Omdat wijzelf ons lichaam zijn en omdat ons lichaam een eigen waarde heeft voor onszelf, moet het afstaan van onze organen een keuze van de persoon zelf zijn. De eigen afweging die iemand daarin maakt, in het geheel van eigen gevoelens, overtuigingen, gedachten, vraagt om ruimte en respect. We hóeven onze organen niet af te staan, al kunnen daar heel veel goede motieven, ook morele, voor worden geformuleerd. Doen we het toch, dan moet dat onze eigen keuze zijn, omdat het ons eigen lichaam betreft. Of dit vóór of na ons overlijden is, is niet doorslaggevend, zoals ook steeds is erkend.

Voorzitter.

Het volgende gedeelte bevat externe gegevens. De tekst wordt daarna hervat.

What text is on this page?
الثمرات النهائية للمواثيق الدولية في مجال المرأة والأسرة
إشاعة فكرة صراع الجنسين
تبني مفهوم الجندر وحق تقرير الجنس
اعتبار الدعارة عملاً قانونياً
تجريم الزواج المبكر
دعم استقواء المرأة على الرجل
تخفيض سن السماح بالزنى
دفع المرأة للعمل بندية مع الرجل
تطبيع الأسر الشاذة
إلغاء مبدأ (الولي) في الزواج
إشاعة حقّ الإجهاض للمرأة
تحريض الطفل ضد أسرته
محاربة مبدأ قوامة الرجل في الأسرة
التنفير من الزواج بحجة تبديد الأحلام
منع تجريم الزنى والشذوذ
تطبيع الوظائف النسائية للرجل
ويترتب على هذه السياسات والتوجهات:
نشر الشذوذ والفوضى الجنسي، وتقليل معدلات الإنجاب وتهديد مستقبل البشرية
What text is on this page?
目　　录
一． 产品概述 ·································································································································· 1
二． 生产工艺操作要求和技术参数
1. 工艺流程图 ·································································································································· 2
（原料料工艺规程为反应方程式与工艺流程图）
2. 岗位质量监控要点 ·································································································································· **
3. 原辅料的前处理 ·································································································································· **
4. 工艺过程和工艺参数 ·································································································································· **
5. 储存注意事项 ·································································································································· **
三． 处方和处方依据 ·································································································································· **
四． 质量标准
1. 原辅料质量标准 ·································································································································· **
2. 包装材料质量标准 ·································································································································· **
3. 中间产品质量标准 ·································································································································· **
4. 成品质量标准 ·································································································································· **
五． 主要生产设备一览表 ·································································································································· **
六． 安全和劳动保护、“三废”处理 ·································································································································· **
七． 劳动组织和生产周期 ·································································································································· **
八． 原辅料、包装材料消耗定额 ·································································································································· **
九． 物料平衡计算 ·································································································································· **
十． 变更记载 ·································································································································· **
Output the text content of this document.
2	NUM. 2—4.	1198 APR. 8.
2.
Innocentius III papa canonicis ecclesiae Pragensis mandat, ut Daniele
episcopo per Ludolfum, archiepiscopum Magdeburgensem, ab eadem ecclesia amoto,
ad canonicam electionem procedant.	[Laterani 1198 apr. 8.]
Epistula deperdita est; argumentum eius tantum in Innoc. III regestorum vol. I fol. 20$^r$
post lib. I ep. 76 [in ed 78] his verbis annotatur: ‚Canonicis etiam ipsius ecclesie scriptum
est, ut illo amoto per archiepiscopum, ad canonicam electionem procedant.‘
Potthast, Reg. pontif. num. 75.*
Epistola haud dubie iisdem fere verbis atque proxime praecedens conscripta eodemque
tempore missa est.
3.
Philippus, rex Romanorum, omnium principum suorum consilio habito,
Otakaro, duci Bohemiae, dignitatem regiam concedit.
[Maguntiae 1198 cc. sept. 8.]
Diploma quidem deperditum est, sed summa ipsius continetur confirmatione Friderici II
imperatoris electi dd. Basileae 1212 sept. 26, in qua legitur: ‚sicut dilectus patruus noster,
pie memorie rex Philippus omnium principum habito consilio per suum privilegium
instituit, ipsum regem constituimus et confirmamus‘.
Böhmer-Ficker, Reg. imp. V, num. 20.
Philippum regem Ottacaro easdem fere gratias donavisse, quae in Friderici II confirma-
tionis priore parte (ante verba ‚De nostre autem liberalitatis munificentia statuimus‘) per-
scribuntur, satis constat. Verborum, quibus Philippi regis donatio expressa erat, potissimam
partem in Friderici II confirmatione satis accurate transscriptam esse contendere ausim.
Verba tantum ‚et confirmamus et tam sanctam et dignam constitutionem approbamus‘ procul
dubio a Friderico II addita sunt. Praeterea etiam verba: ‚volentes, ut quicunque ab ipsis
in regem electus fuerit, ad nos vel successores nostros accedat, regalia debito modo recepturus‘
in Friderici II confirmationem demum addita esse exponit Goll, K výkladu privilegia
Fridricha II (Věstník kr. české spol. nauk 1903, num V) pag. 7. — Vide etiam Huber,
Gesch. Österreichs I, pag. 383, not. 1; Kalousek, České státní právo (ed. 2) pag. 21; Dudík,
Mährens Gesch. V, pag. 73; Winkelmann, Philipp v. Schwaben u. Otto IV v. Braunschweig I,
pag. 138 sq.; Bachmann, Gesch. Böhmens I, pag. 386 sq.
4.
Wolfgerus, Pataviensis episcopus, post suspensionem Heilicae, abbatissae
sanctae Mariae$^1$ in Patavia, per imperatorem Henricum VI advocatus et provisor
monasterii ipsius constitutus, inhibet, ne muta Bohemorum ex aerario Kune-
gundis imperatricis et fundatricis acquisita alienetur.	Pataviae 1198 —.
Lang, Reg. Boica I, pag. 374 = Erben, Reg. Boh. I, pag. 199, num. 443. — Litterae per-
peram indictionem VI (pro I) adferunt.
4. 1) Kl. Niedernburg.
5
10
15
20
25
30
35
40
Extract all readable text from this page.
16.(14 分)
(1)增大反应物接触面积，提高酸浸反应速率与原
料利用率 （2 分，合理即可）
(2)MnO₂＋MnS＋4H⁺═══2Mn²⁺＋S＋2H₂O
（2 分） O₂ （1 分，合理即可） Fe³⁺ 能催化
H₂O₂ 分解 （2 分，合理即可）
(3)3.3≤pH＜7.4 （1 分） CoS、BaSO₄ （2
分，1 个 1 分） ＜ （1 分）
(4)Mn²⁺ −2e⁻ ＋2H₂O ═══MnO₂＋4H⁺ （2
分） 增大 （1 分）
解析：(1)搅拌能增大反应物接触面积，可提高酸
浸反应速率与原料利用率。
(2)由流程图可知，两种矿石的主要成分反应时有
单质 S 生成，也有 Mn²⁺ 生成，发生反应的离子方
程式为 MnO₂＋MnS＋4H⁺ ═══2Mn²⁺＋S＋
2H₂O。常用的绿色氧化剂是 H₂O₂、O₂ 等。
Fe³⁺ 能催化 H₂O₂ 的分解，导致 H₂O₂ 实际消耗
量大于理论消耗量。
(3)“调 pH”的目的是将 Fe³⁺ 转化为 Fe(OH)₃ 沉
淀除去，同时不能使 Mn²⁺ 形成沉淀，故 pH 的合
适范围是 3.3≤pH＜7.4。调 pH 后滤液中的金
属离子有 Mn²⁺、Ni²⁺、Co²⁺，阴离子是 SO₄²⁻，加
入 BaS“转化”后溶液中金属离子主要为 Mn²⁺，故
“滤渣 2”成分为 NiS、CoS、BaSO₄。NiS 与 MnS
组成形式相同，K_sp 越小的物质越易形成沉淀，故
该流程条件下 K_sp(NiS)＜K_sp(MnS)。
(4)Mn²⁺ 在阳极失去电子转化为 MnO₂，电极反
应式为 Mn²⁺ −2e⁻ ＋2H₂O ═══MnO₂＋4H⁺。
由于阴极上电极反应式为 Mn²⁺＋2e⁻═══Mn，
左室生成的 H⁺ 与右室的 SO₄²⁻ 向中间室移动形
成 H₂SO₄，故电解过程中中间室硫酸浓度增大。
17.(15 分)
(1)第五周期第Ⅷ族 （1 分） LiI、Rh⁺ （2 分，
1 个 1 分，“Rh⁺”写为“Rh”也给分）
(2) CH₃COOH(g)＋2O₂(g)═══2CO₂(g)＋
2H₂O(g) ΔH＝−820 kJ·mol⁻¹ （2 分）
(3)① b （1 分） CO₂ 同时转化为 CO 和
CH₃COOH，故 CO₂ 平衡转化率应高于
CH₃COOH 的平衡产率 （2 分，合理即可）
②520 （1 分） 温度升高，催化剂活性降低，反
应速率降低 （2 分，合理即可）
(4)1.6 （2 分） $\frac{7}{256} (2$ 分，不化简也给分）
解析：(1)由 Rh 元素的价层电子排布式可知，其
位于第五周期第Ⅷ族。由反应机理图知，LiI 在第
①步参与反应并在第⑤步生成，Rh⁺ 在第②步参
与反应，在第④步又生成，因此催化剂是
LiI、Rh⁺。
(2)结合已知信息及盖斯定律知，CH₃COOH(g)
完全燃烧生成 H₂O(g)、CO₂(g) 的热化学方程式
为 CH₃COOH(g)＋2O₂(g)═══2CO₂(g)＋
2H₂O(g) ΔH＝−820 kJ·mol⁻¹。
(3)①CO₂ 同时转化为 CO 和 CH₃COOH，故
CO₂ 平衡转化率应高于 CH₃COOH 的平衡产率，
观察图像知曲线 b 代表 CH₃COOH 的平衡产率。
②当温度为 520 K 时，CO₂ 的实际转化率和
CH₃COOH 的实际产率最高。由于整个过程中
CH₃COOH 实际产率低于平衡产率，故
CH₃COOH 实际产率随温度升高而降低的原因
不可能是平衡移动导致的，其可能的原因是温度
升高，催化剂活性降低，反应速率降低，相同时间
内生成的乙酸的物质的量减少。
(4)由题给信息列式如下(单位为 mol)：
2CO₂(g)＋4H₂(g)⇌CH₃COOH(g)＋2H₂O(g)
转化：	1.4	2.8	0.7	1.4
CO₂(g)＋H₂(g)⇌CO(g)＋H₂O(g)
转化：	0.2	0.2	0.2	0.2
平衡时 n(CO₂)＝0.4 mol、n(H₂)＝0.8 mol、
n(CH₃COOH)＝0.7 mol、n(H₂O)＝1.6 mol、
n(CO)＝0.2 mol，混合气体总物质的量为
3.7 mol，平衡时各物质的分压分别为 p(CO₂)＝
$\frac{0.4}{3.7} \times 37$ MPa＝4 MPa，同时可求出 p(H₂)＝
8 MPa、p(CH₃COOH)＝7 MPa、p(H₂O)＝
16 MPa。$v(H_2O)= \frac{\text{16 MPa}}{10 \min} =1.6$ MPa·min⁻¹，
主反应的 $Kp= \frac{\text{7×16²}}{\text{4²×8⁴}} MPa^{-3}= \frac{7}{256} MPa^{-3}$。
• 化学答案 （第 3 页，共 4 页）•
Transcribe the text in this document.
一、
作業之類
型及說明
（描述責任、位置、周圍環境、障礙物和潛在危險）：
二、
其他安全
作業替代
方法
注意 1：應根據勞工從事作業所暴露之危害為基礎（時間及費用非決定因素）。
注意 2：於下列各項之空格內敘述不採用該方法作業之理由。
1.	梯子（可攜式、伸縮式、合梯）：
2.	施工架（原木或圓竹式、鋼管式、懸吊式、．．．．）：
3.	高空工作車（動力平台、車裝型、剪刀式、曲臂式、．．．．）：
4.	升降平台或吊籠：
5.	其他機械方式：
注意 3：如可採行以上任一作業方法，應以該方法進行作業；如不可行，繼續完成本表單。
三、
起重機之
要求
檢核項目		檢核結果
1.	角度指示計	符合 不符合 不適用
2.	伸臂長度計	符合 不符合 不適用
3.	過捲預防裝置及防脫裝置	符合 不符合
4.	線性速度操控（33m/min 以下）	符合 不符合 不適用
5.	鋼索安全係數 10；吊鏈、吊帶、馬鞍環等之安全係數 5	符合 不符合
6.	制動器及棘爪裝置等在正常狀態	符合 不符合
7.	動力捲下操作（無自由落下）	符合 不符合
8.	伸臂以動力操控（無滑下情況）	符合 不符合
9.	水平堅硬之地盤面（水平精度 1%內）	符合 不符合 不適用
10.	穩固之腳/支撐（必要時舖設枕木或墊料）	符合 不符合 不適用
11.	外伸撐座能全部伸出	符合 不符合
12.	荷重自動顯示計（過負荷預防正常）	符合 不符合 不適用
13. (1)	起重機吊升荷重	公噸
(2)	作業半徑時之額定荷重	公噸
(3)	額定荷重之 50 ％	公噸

Het debat dat wij voeren, is beladen. We treden in de sfeer van persoonlijke afwegingen en belangen, zowel van patiënten die uitzien naar een nieuw orgaan als van mensen die als donor in aanmerking komen. Wat mag de overheid in die sfeer van persoonlijke belangen doen? Mag ze een besluit nemen voor mensen als het gaat over wat er gebeurt met hun eigen lichaam? Dit debat raakt aan gevoelige verhoudingen tussen burger en overheid, en aan essentiële individuele grondrechten over lichamelijke integriteit en de onaantastbaarheid van het lichaam. Moet dwingende wetgeving worden ingezet om het aantal donoren te vergroten?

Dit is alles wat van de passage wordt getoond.